MIT researchers have created a comprehensive dataset of 'illusory' faces, revealing surprising differences between human and AI face detection and potentially uncovering evolutionary links to animal face recognition. The research team, led by Mark Hamilton, a PhD student in electrical engineering and computer science, has introduced a dataset of 5,000 human-labeled pareidolic images, far surpassing previous collections.
Face pareidolia has long fascinated psychologists, but it's been largely unexplored in the computer vision community. The researchers wanted to create a resource that could help understand how both humans and AI systems process these illusory faces.
The study's findings reveal significant disparities between human and machine perception of these 'fake' faces. Surprisingly, AI models initially struggled to recognise pareidolic faces in the same way humans do. It wasn't until the algorithms were trained to recognise animal faces that they showed marked improvement in detecting pareidolic faces.

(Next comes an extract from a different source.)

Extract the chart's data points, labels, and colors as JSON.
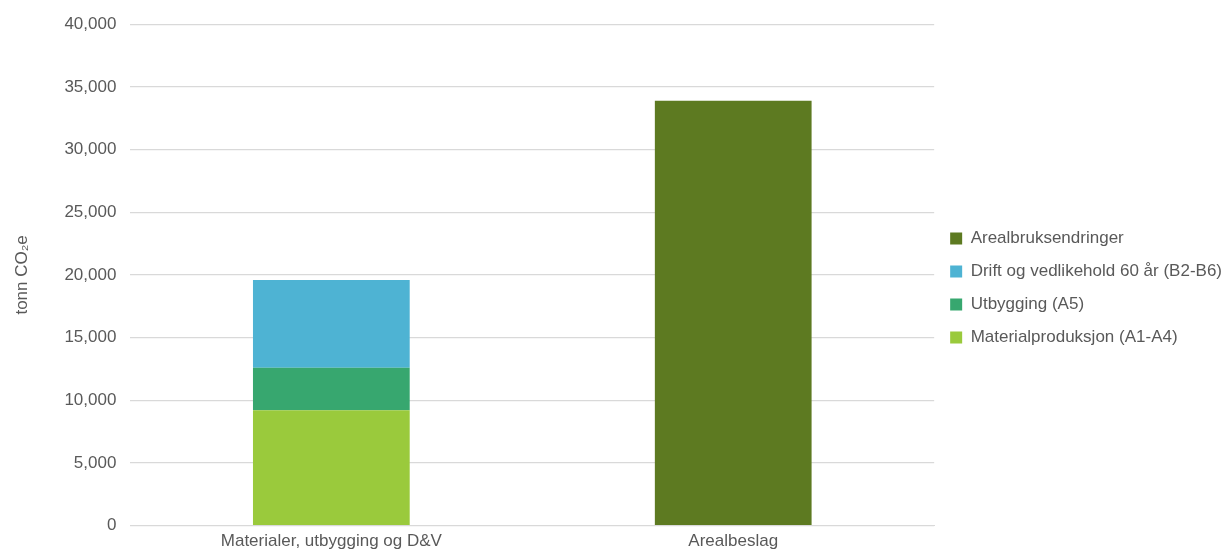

William T. Freeman, MIT professor of electrical engineering and computer science and principal investigator of the project, highlights another key discovery: A specific range of visual complexity where both humans and machines are most likely to perceive faces in non-face objects. This phenomenon, dubbed the "Goldilocks Zone of Pareidolia," suggests that images with "just the right amount" of complexity are most likely to trigger face recognition.
The researchers developed an equation modelling how people and algorithms detect illusory faces, revealing a clear "pareidolic peak" where the likelihood of seeing faces is highest. This predicted zone was validated through tests with both human subjects and AI face detection systems.
The "Faces in Things" dataset, which forms the backbone of this study, was meticulously curated from approximately 20,000 candidate images from the LAION-5B dataset. Human annotators labelled these images, drawing bounding boxes around perceived faces and answering detailed questions about each face's perceived characteristics.
Hamilton notes the potential practical applications of this research, including improving face detection systems for self-driving cars and enhancing product design.